Black & White and Color

True Photo Journal n.11, 2025

‘Black & White & Color’

by David Campany for True Photo Journal n. 11

Black-and-white and/or color? It’s a perennial question. Forty-five years ago, the cultural critic Roland Barthes wrote of color as “a coating applied later on to the original truth of the black-and-white photograph […] an artifice, a cosmetic (like the kind used to paint corpses).” That’s a vivid and strange idea, and to a large degree it was generational. Born in 1915, Barthes would have seen color arrive and replace black-and-white on the cinema screen, in the illustrated magazines, family snapshots, and television. Even so, he was onto something quite profound. On your smartphone, if you switch a color photo to black-and-white you do sense a kind of coating being removed. Switch it back to color and, for a second at least, it will feel like over-painting, an excess being applied.

That notion of truth being black-and-white might also be generational. Color came first to the advertising and fashion cultures of distraction and fantasy. Documentary and photojournalism embraced it much later. Clearly, the world is not black-and-white, and a color photograph is richer in information and more realistic. But if black-and-white is thought of as beneath a color coating, it is understandable how this might play into the idea of truth underlying what is superficial.
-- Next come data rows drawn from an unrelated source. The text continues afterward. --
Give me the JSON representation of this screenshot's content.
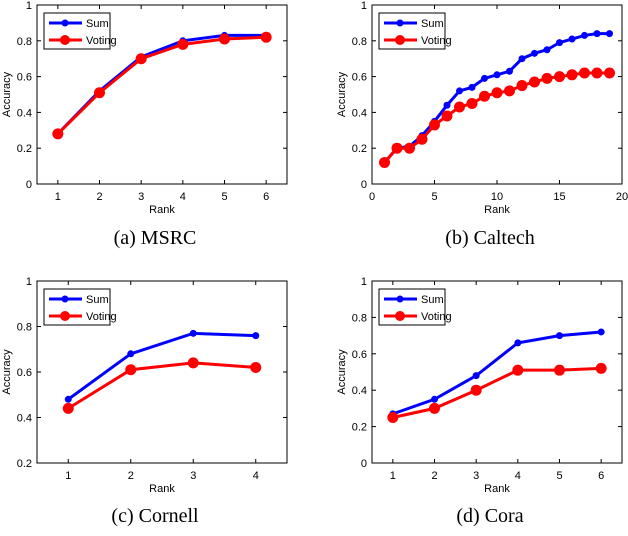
{
  "chart_data": [
    {
      "type": "line",
      "caption": "(a) MSRC",
      "xlabel": "Rank",
      "ylabel": "Accuracy",
      "xlim": [
        0.5,
        6.5
      ],
      "ylim": [
        0,
        1
      ],
      "xticks": [
        1,
        2,
        3,
        4,
        5,
        6
      ],
      "yticks": [
        0,
        0.2,
        0.4,
        0.6,
        0.8,
        1
      ],
      "x": [
        1,
        2,
        3,
        4,
        5,
        6
      ],
      "legend": "top-left",
      "series": [
        {
          "name": "Sum",
          "color": "#0000ff",
          "values": [
            0.28,
            0.52,
            0.71,
            0.8,
            0.83,
            0.83
          ]
        },
        {
          "name": "Voting",
          "color": "#ff0000",
          "values": [
            0.28,
            0.51,
            0.7,
            0.78,
            0.81,
            0.82
          ]
        }
      ]
    },
    {
      "type": "line",
      "caption": "(b) Caltech",
      "xlabel": "Rank",
      "ylabel": "Accuracy",
      "xlim": [
        0,
        20
      ],
      "ylim": [
        0,
        1
      ],
      "xticks": [
        0,
        5,
        10,
        15,
        20
      ],
      "yticks": [
        0,
        0.2,
        0.4,
        0.6,
        0.8,
        1
      ],
      "x": [
        1,
        2,
        3,
        4,
        5,
        6,
        7,
        8,
        9,
        10,
        11,
        12,
        13,
        14,
        15,
        16,
        17,
        18,
        19
      ],
      "legend": "top-left",
      "series": [
        {
          "name": "Sum",
          "color": "#0000ff",
          "values": [
            0.12,
            0.2,
            0.21,
            0.27,
            0.35,
            0.44,
            0.52,
            0.54,
            0.59,
            0.61,
            0.63,
            0.7,
            0.73,
            0.75,
            0.79,
            0.81,
            0.83,
            0.84,
            0.84
          ]
        },
        {
          "name": "Voting",
          "color": "#ff0000",
          "values": [
            0.12,
            0.2,
            0.2,
            0.25,
            0.33,
            0.38,
            0.43,
            0.45,
            0.49,
            0.51,
            0.52,
            0.55,
            0.57,
            0.59,
            0.6,
            0.61,
            0.62,
            0.62,
            0.62
          ]
        }
      ]
    },
    {
      "type": "line",
      "caption": "(c) Cornell",
      "xlabel": "Rank",
      "ylabel": "Accuracy",
      "xlim": [
        0.5,
        4.5
      ],
      "ylim": [
        0.2,
        1
      ],
      "xticks": [
        1,
        2,
        3,
        4
      ],
      "yticks": [
        0.2,
        0.4,
        0.6,
        0.8,
        1
      ],
      "x": [
        1,
        2,
        3,
        4
      ],
      "legend": "top-left",
      "series": [
        {
          "name": "Sum",
          "color": "#0000ff",
          "values": [
            0.48,
            0.68,
            0.77,
            0.76
          ]
        },
        {
          "name": "Voting",
          "color": "#ff0000",
          "values": [
            0.44,
            0.61,
            0.64,
            0.62
          ]
        }
      ]
    },
    {
      "type": "line",
      "caption": "(d) Cora",
      "xlabel": "Rank",
      "ylabel": "Accuracy",
      "xlim": [
        0.5,
        6.5
      ],
      "ylim": [
        0,
        1
      ],
      "xticks": [
        1,
        2,
        3,
        4,
        5,
        6
      ],
      "yticks": [
        0,
        0.2,
        0.4,
        0.6,
        0.8,
        1
      ],
      "x": [
        1,
        2,
        3,
        4,
        5,
        6
      ],
      "legend": "top-left",
      "series": [
        {
          "name": "Sum",
          "color": "#0000ff",
          "values": [
            0.27,
            0.35,
            0.48,
            0.66,
            0.7,
            0.72
          ]
        },
        {
          "name": "Voting",
          "color": "#ff0000",
          "values": [
            0.25,
            0.3,
            0.4,
            0.51,
            0.51,
            0.52
          ]
        }
      ]
    }
  ]
}
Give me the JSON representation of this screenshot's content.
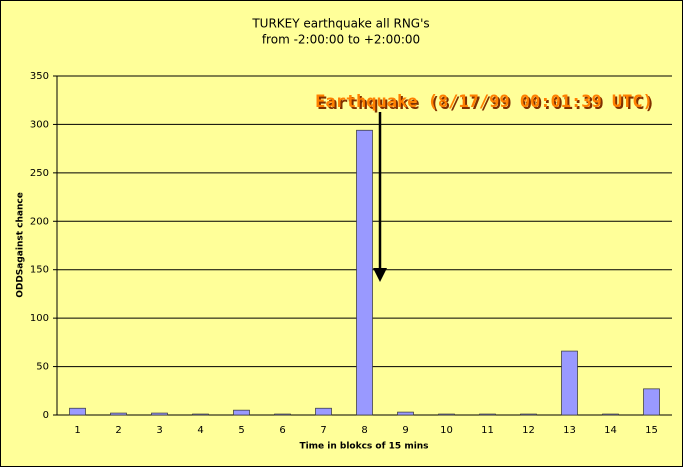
{
  "chart_data": {
    "type": "bar",
    "title": "TURKEY earthquake all RNG's",
    "subtitle": "from -2:00:00 to +2:00:00",
    "x_label": "Time in blokcs of 15 mins",
    "y_label": "ODDSagainst chance",
    "annotation": "Earthquake (8/17/99 00:01:39 UTC)",
    "categories": [
      "1",
      "2",
      "3",
      "4",
      "5",
      "6",
      "7",
      "8",
      "9",
      "10",
      "11",
      "12",
      "13",
      "14",
      "15"
    ],
    "values": [
      7,
      2,
      2,
      1,
      5,
      1,
      7,
      294,
      3,
      1,
      1,
      1,
      66,
      1,
      27
    ],
    "color": "#9999ff",
    "ylim": [
      0,
      350
    ],
    "yticks": [
      0,
      50,
      100,
      150,
      200,
      250,
      300,
      350
    ],
    "grid": true
  }
}
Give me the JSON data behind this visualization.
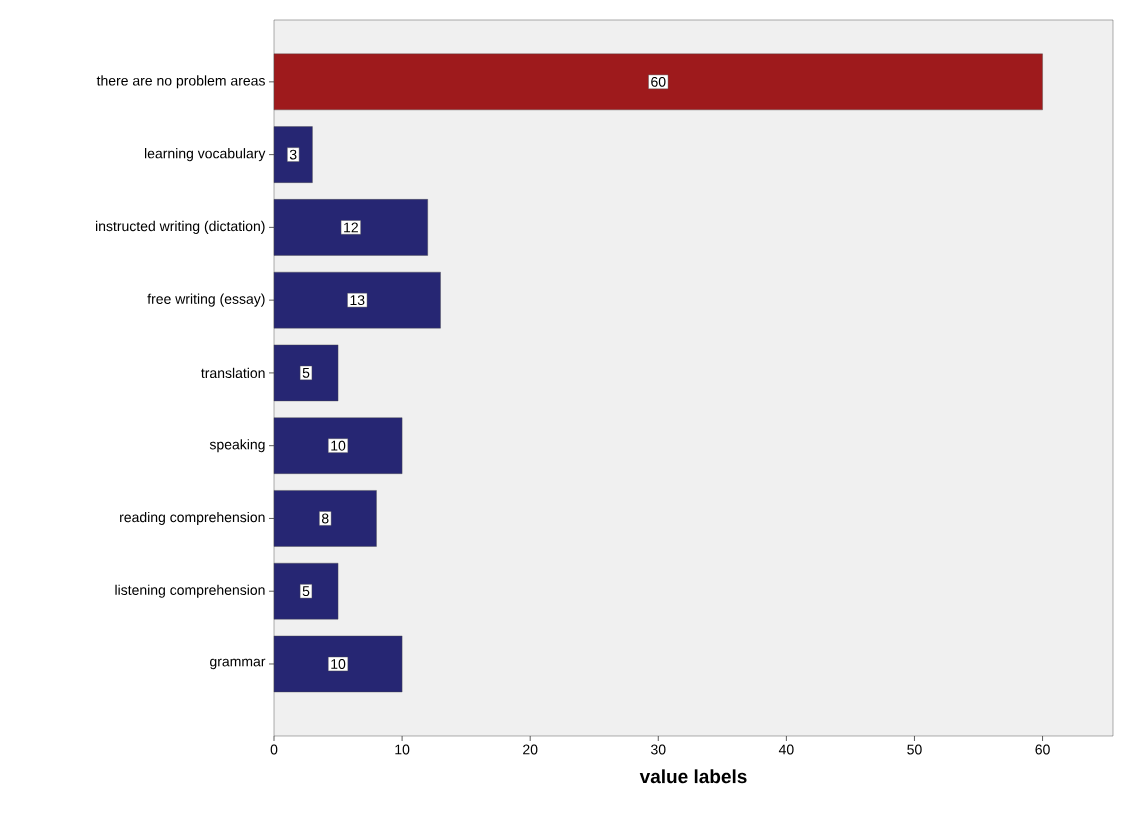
{
  "chart_data": {
    "type": "bar",
    "orientation": "horizontal",
    "xlabel": "value labels",
    "categories": [
      "there are no problem areas",
      "learning vocabulary",
      "instructed writing (dictation)",
      "free writing (essay)",
      "translation",
      "speaking",
      "reading comprehension",
      "listening comprehension",
      "grammar"
    ],
    "values": [
      60,
      3,
      12,
      13,
      5,
      10,
      8,
      5,
      10
    ],
    "colors": [
      "#9e1a1c",
      "#262673",
      "#262673",
      "#262673",
      "#262673",
      "#262673",
      "#262673",
      "#262673",
      "#262673"
    ],
    "xlim": [
      0,
      65.5
    ],
    "xticks": [
      0,
      10,
      20,
      30,
      40,
      50,
      60
    ],
    "data_labels": true
  }
}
In the analogue days, one had to choose black-and-white or color film. Some photographers worked with two cameras, shooting both. On my desk as I write, I have a copy of Life magazine from 1958 with Henri Cartier-Bresson’s mix of color and black-and-white pictures of China, and a Sunday Times Magazine from 1968 with Don McCullin’s equally mixed work from the Vietnam war. In the digital era, choosing between the two could not be simpler, technically at least, but it is noticeable how few contemporary photographers actively combine black-and-white and color.

Anastasia Samoylova is known for her sunny palettes that are a fairly accurate rendition of the sunny geographies she prefers to look at (tropical Florida and the American south). She has photographed more drab worlds – New York, Paris, London, Moscow – but she tends to include advertising billboards or store fronts within her frames, importing the full-spectrum dazzle of consumerism. Nevertheless, her main bodies of work, notably FloodZone, Floridas, Image Cities and the forthcoming Atlantic Coast all contain small but important numbers of black-and-white images. Sometimes they set the scene (the aerial views in FloodZone, her study of life at the forefront of climate change). Sometimes, they evoke classic documentary photography. Sometimes, they riff on the work of photographers in the modern canon Samoylova so admires (Walker Evans, Lee Friedlander, Berenice Abbott). But always the black-and-white amid the color unsettles, keeping us thinking about what color and its absence can mean and do.

Over a number of years, I came to know Samoylova’s work well through editing her books. From time to time I would suggest an image might be more effective in black-and-white, for itself and amid the color, as a kind of jolt or counterpoint. Initially this came as a surprise to her: editors do not usually suggest such a dramatic transformation of the work. But black-and-white soon became an important part of Samoylova’s fast-evolving practice. Last year I edited Adaptation, an overview of her work to date. At one point in the process, I assembled of folder of all her black-and-white pictures, and began to think of them as a body of work in their own right. Yes, there is certainly more restraint here than in her work overall, although that’s bound to come with draining out the luxuriant pinks, blues and greens. There is also a less contingent sense of time. Some of these photos and subjects look as if they could be decades old. Or shot yesterday. What you see here comes from that folder I put together, although I include one color picture to keep us on our toes, and within the fold of Samoylova’s way mixing things up.

I doubt there is much we can say in general about what happens when we glance between black-and-white and color. We have to think about it case-by-case, which is how we experience it. Nevertheless, I think an awareness of this phenomenon is always there in people’s minds to some extent. After all, in daily life we do still encounter black-and-white and color, even if they are uncommon in the same body of work.

Meanwhile, I notice a lot of contemporary movies are switching between the two, perhaps to distinguish dream or memory from waking life; or one place from another; or one character’s perspective from another’s. It feels contemporary but it has a long history. In The Wizard of Oz 1939, do you remember the transition from the black-and-white of Dorothy’s Kansas farmstead to the Technicolor of the yellow brick road? The farmstead interior was painted in shades of grey. Dorothy wore a black-and-white dress and black-and-white-make up. When she opens the door the colorful land of Oz really overwhelms. This was the very first color movie that millions of people saw. In A Matter of Life and Death 1946, the transition from monochrome heaven to colorful earth happens in a close up of a rose, blooming from clay-grey to bright pink on the lapel of a descending angel. “We are starved of Technicolor up there,” he sighs knowingly as he touches down in a moonlit summer forest. Is black-and-white a kind of starving? Of what? Color? Pleasure? The full life? Perhaps it is, but there’s a place for that, and you feel it when the color comes.